Çok farklı entelektüel ilgi alanlarıyla uğraşan bu insanlar, sadece Oflazoğlu’nun ekmeğini paylaşmadılar. O ekmeğin kudsiyeti altında sosyolojiyi, edebiyatı, siyaseti ve teolojiyi de paylaştılar. Hiç kimse alanıyla ilgili olarak tekelcilik yapmıyordu. Bu benim alanım sen konuşamazsın demiyordu. Kimse birbirine haddini de bildirmiyordu. Ne uzmanlık havalarında olan vardı, ne de uzmanlık iddiasında olan. Herkes Türkiye’yi ve dünyayı anlama peşindeydi. Aydın olma idealinin okuyanlar arasında revaçta olduğu yıllardı. Sohbetlerde Necip Fazıl, Peyami Safa, Sezai Karakoç, Ali Şeriati, Seyyid Kutup, Kemal Tahir, Cemil Meriç konuşulurdu. Dostoyevski, Tolstoy, Marx, Freud, Seyyid Hüseyin Nasr adları geçiyordu.
Bu çevrede siyasal angajmanlar içinde olan yoktu, ama herkesin bir siyasal bilinci vardı. Çünkü memleket birinci meseleydi. Fakat kimse bir siyasal partiyi savunarak konuşmuyordu. Liderlere ve partilere karşı üstü örtülü bir mesafe vardı. Onlara biraz da yukarıdan bakan bir tutum hâkimdi. Siyaset, bir parti ya da bir lider meselesi olmanın ötesinde bir Türkiye meselesiydi. Dava estetikle, şiirle ve sosyolojiyle konuşuluyordu. Ne ihtilal düşünceleri ne de konformist yaklaşımlar gündemdeydi.

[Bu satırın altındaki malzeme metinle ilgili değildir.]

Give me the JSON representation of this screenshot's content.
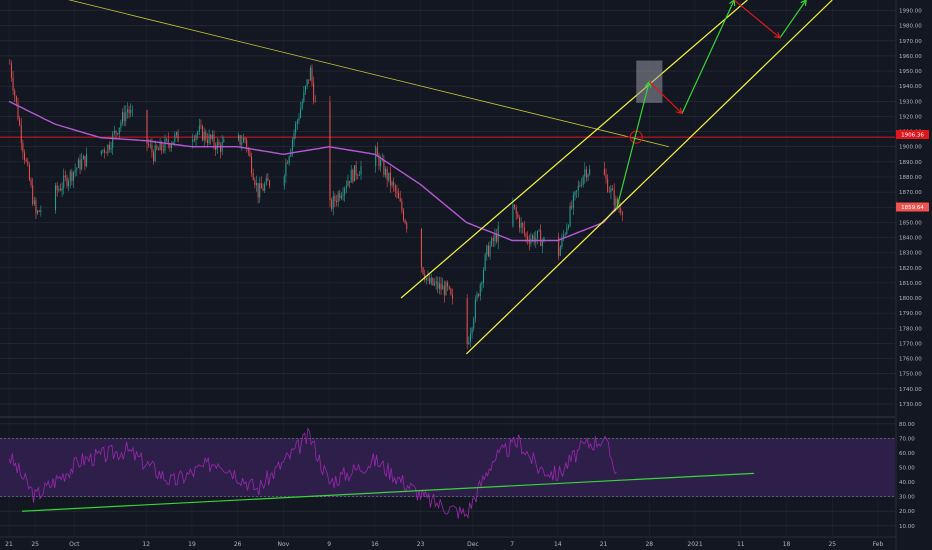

Herkes bir dergi, bir yayınevi ya da gazete ile ilişkiliydi. Gazeteden çıkan, dergide işi biten, fakültede dersini tamamlayan buraya koşuyordu. Bu entelektüel ortam herkesin bilgisiyle ve hissiyatıyla Halil İbrahim Sofrası'na dönüyordu. Ortamlarda başka bir soluk, başka bir feyiz ve başka bir hava vardı. Özgür tartışma vardı. Kimse katı bir grup aidiyet bilincine sahip değildi.
Divan Yolu çevresinde yetişen bu kuşak, gün gelecek divan siyasetine de yön verecekti. Nitekim muhafazakar siyasetin entelektüel bilinci Sultanahmet Çevresi'nden doğdu. Buradaki isimler 2002 sonrasının medya, kültür ve fikir hayatının aktörleri oldular. Yazıları, söylemleri ve ilişkileriyle Ak Parti üzerinde etkili oldular. Ona yol gösterdiler, ona katıldılar, ona kurucu fikirler sundular ve ona yar oldular. Muhafazakar siyaset, siyasal teşkilat olarak İstanbul’da doğmuştu, entelektüel müktesebat ile de Sultanahmet Çevresi'nden. Bundan dolayı büyük reformcu atılımlar gerçekleşti. Bütün Türkiye’yi kucaklayan ve seferber eden bir siyasal coşku ve bilinç oluştu.
Bugün en büyük meselemiz Sultanahmet Çevresi gibi ortamların canlanması ve çoğalmasıdır. Fikri hayatımızın can suyu olan bu ortamlarda fikir ve bilimin serbest bir biçimde dolaşmasıdır. Çünkü entelektüel ab-ı hayat serbest düşünme ve tartışma çevreleriyle oluşur, kuşaklarla gerçekleşir, serbest fikirlerle boy atar. Millet, aralarında ekmeklerini bölüşen aydınlarla aydınlanır. Bayram, milletin aydınlanarak karanlıklarda kurtulduğu zamanlarda sevincin ve muhabbetin timsali olur. Böyle bayramlarda buluşmak umuduyla, bayramlarınızı en içten duygularımla kutluyorum! Bana iftira atanların da bayramı mübarek olsun!